Maybe this looks like being in a continued relationship with someone who you have already disappointed, or has disappointed you. It’s getting up the next day and receiving that mercy or forgiveness or grace. You don’t get to just wash your hands of it because you’re embarrassed you messed up, like I often wish I could.
Maybe the familiar brand of failure is with your family, or a family you desire. Maybe a dream that’s been lost, or just hasn’t yet been found. Maybe you find yourself at a crossroads and desperate for any hint of which way to go. There are so many ways that we find ourselves scared or disappointed in anticipation of what (could be) to come.
I’m getting pretty good at noticing when this fear of failure is at root in a situation. It’s becoming easier and easier to remember the telltale signs of that anxiety, particularly for me because it’s become so familiar.

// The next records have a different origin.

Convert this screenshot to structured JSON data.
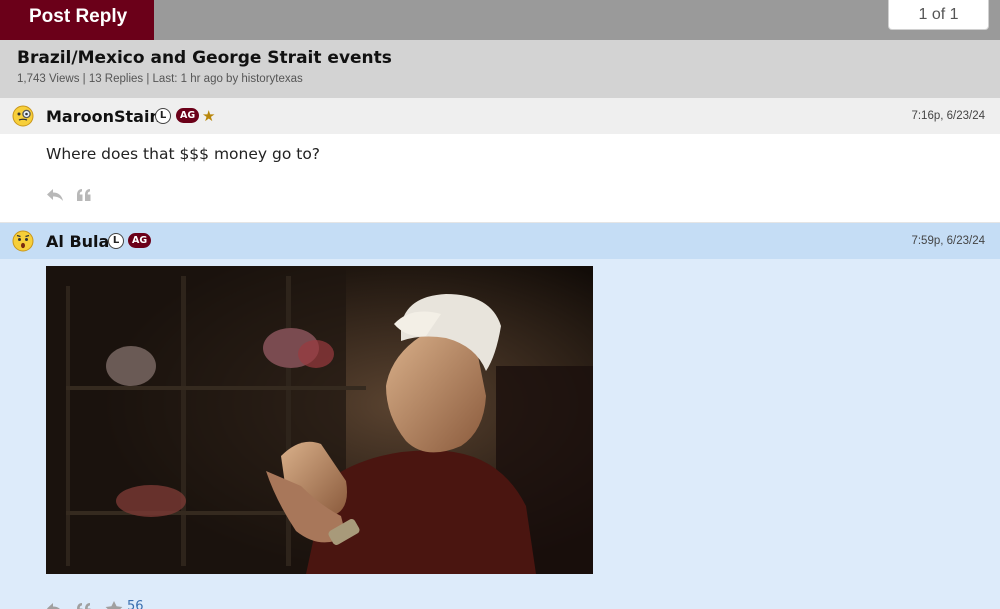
{
  "toolbar": {
    "post_reply_label": "Post Reply",
    "page_indicator": "1 of 1"
  },
  "thread": {
    "title": "Brazil/Mexico and George Strait events",
    "meta": "1,743 Views | 13 Replies | Last: 1 hr ago by historytexas"
  },
  "posts": [
    {
      "username": "MaroonStain",
      "badge_l": "L",
      "badge_ag": "AG",
      "timestamp": "7:16p, 6/23/24",
      "text": "Where does that $$$ money go to?",
      "avatar_icon": "monocle-face-icon"
    },
    {
      "username": "Al Bula",
      "badge_l": "L",
      "badge_ag": "AG",
      "timestamp": "7:59p, 6/23/24",
      "likes": "56",
      "avatar_icon": "surprised-face-icon"
    }
  ],
  "colors": {
    "maroon": "#6b0019",
    "header_gray": "#d3d3d3",
    "highlight_blue": "#c5ddf5",
    "post_blue": "#ddebfa"
  }
}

Even when it’s named, though, we still have to face it. We still have to confront the reality that life does not come with guarantees. We can’t sit around hoping God will tell us exactly what to do and promise us a 100% success rate.
In fact, what He has told us instead is, “I have told you these things, so that in me you may have peace. In this world you will have trouble. But take heart! I have overcome the world.” (John 16:33)
For me, this means setting aside my natural inclination towards only stepping out when it seems like success is probable. Instead, when my heart beats fast and my anxiety wants to take over, and I will choose to take small steps forward, remembering that God is not a God of confusion, but of peace (1 Cor. 14:33) and that is more than enough for me.
It means that things will be difficult, and yet our job is to be faithful. God gave us a simple task, to trust Him. It isn’t an easy one for our prideful, self-sufficient souls to pursue. But, it is the most excellent way.
Trusting God with our faith and our efforts, and leaving the results up to Him means that we have to trust Him, not just with the possibility of our failures, but with the inevitability of them. It means we can’t hide from failure, even failure over and over again. We must face the reality that failure is not the enemy, and that we have a God who is good and powerful and faithful, even when failure overcomes us. We have a champion who has already overcome the world.